Harun al-Rashid commissioned Kitab al-Kharaj specifically as a practical legal guide for the administration of the caliphate's revenues. Abu Yusuf composed it as a risalah (epistle) addressed directly to the Caliph, and the work opens with advice to the ruler on justice, accountability, and the religious obligations of governance before moving into detailed legal analysis. This framing gives the book both a normative and a practical character: it is simultaneously a work of fiqh, a manual of statecraft, and a mirror for princes in the classical Islamic tradition.
The primary subject of the work is the legal regulation of land tax (kharaj) — the tax levied on agricultural lands conquered by Muslim armies and retained by non-Muslim (dhimmi) populations. Abu Yusuf examines the historical origins of kharaj in the early Islamic conquests, especially the settlement of Iraq and the policies of the second Caliph Umar ibn al-Khattab. He addresses the distinction between kharaj lands and ushr (tithe) lands, the conditions under which kharaj may be modified or remitted, the obligations of the state toward the welfare of its taxpayers, the rights of dhimmis, and the management of the bayt al-mal (public treasury). The book also covers jizya (the poll tax on non-Muslims), the rules of fay' (war booty acquired without fighting), and related questions of public law.
The methodology is grounded in the Hanafi tradition: Abu Yusuf draws on the Quran, the Sunnah, the practice of the Companions (especially Umar ibn al-Khattab's administrative decisions), and the legal reasoning of Abu Hanifah, while also engaging the positions of other early jurists. His work reflects the maturing of Islamic jurisprudence from the era of individual legal opinion toward a more systematic, state-oriented body of administrative law. He is notably willing to adopt positions that prioritize public interest (maslaha) and administrative practicality within the bounds of the Shariah.
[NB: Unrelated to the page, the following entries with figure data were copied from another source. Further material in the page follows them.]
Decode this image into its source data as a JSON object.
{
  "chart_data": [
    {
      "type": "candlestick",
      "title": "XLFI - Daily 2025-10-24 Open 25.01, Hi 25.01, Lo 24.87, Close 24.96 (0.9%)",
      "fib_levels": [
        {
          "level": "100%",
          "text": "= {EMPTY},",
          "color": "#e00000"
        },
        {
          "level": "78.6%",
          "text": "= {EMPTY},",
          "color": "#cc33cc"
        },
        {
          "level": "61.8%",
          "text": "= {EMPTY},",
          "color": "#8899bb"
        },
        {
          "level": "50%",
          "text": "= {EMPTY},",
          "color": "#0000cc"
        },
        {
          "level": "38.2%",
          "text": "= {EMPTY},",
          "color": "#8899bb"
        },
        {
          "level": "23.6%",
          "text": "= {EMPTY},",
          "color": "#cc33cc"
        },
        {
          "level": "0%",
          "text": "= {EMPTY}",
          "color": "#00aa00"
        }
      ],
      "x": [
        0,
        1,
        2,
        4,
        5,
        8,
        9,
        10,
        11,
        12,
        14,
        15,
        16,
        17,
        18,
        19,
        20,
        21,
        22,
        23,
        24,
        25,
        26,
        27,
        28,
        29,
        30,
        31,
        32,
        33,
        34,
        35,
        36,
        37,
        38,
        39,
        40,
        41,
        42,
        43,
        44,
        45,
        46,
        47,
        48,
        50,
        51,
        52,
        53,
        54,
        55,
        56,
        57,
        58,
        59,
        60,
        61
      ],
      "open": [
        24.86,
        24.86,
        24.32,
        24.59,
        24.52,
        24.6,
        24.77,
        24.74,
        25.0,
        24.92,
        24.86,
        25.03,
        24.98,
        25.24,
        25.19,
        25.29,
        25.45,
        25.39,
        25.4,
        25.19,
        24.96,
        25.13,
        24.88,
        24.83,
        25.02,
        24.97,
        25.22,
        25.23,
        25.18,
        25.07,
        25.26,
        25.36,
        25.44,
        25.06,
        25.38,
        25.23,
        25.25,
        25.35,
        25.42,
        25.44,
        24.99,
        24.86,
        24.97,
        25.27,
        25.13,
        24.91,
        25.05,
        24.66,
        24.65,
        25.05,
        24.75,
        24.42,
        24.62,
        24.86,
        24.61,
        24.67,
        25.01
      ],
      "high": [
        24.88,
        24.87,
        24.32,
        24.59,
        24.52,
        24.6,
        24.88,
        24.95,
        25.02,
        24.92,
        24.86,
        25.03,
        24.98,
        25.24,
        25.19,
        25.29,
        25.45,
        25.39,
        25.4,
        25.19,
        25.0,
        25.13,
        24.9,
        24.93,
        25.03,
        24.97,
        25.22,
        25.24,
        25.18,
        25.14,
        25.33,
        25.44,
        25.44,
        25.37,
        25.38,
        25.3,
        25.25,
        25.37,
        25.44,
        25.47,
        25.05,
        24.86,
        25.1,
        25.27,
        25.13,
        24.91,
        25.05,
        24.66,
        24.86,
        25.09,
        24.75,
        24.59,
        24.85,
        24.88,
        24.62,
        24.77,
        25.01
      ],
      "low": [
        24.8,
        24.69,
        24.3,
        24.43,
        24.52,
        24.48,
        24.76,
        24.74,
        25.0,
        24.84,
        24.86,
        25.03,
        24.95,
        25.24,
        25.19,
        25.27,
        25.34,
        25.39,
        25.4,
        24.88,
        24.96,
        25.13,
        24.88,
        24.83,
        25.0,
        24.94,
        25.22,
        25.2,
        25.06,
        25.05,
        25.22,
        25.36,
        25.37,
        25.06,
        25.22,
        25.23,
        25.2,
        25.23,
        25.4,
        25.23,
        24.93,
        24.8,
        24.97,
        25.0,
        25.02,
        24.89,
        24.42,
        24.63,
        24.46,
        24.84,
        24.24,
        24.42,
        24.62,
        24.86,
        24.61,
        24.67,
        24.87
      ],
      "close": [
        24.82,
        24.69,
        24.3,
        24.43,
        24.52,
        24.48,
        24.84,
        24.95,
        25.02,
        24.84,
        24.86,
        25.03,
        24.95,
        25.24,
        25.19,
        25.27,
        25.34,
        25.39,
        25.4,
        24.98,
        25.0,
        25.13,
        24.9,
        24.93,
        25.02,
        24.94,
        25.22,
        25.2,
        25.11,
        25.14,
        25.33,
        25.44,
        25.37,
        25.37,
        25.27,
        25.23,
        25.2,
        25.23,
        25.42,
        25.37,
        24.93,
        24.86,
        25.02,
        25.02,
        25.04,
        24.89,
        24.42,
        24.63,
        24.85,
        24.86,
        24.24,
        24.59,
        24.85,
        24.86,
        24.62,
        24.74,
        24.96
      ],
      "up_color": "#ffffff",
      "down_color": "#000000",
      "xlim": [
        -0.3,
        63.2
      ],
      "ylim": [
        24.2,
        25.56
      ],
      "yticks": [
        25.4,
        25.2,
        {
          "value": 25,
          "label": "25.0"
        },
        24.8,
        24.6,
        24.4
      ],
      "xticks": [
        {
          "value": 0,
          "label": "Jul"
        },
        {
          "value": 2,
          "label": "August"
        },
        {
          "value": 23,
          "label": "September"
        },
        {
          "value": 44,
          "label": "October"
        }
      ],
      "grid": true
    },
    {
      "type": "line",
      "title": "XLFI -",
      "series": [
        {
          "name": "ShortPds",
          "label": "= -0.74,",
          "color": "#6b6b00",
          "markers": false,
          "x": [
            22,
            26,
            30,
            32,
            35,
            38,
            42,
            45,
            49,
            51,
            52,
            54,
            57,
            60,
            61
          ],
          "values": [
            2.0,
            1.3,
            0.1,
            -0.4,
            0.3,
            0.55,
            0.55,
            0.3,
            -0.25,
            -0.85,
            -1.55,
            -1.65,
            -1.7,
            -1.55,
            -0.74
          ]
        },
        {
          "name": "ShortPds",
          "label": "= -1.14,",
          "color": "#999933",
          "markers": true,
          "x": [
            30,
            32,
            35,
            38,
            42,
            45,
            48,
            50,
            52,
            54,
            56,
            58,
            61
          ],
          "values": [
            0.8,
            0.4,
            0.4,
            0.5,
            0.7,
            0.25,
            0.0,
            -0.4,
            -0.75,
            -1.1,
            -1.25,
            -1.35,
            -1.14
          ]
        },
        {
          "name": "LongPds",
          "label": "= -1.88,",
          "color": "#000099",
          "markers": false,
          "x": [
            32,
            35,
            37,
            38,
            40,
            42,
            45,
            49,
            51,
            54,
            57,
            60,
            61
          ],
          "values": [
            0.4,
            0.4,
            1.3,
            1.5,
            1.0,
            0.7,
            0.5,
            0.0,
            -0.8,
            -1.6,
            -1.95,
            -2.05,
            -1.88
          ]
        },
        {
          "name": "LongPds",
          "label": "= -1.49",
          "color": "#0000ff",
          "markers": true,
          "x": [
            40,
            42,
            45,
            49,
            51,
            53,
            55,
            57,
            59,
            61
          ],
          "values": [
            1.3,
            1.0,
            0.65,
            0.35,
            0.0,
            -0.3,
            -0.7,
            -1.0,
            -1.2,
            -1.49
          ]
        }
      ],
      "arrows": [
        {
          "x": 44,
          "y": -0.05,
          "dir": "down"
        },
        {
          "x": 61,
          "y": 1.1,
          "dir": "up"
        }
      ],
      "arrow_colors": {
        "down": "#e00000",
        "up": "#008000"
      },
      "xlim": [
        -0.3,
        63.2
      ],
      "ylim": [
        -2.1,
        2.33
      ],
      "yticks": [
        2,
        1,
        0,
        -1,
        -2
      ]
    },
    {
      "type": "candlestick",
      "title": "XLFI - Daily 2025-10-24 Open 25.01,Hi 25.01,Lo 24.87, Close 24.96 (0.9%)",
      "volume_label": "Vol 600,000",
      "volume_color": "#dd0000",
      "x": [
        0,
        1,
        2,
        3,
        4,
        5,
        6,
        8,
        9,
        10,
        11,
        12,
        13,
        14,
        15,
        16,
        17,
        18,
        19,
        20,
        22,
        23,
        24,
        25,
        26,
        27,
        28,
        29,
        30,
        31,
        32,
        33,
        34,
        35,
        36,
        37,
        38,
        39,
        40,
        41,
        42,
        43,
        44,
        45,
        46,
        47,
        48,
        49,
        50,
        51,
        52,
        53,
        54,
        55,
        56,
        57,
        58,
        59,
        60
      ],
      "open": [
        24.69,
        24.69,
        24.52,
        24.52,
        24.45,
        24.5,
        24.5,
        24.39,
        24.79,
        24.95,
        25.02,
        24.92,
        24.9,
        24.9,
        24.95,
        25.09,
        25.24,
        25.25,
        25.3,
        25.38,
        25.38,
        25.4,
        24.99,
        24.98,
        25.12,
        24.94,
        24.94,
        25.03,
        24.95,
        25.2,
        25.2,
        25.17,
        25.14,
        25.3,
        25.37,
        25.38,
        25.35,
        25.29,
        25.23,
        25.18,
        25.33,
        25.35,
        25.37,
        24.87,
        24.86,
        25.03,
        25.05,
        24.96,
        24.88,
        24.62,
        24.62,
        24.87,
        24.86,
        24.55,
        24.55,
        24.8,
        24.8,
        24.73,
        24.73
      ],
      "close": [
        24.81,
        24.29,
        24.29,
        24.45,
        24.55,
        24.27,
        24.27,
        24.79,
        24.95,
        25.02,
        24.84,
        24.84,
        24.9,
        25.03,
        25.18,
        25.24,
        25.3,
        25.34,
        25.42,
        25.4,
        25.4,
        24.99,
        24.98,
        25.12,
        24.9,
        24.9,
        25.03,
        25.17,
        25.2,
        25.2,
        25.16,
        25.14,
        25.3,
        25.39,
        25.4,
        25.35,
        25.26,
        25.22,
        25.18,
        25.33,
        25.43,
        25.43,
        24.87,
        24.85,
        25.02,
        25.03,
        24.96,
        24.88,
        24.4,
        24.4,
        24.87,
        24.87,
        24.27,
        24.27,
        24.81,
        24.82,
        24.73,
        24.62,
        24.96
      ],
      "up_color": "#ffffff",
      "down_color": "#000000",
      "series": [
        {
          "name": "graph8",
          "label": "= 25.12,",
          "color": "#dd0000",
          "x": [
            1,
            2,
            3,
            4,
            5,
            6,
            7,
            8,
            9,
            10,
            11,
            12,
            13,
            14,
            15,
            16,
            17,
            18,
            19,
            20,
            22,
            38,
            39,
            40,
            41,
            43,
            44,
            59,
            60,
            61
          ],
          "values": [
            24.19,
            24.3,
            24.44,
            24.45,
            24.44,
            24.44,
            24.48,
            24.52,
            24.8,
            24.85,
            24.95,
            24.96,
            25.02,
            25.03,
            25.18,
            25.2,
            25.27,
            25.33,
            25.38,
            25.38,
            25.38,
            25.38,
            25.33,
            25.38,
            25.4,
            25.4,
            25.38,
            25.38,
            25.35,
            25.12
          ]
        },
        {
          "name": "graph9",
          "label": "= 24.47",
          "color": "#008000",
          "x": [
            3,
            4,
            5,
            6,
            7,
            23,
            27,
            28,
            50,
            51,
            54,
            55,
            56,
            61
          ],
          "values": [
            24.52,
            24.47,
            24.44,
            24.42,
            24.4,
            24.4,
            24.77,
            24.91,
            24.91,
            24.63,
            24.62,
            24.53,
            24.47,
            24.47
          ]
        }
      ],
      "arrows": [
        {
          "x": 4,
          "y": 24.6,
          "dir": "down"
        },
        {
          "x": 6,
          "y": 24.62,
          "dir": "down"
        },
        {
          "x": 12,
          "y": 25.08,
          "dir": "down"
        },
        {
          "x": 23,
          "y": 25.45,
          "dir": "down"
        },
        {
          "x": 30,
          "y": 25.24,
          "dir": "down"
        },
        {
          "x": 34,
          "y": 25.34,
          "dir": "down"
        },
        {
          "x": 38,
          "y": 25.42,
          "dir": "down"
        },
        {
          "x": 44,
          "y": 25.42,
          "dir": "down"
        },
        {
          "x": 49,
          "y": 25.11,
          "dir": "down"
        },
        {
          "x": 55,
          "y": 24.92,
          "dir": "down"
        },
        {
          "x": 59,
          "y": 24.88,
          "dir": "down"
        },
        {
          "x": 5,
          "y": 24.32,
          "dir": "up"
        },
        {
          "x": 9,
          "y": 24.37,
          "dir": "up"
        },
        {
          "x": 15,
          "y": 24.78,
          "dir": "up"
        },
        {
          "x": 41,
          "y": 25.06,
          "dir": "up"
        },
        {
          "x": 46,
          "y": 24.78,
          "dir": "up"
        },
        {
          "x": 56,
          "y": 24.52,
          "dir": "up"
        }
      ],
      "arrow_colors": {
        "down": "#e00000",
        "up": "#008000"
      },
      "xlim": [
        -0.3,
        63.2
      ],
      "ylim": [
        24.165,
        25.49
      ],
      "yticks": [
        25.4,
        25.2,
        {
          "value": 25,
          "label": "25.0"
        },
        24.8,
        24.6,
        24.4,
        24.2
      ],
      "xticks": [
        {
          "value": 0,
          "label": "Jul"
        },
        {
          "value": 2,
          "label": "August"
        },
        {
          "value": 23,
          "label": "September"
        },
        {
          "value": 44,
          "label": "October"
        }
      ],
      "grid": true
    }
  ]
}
Kitab al-Kharaj is a foundational text in Islamic economic and legal history. Along with the later works of Yahya ibn Adam and Abu Ubayd al-Qasim ibn Sallam on similar subjects, it forms the classical corpus on Islamic public finance. Scholars of Islamic law, economic history, and the political theory of the Abbasid caliphate regard it as essential reading. Readers should approach it as a document of its historical moment — the consolidation of Abbasid state administration in the late second Islamic century — while remaining attentive to the enduring legal principles it articulates regarding just governance, the rights of taxpayers, and the accountability of rulers before God.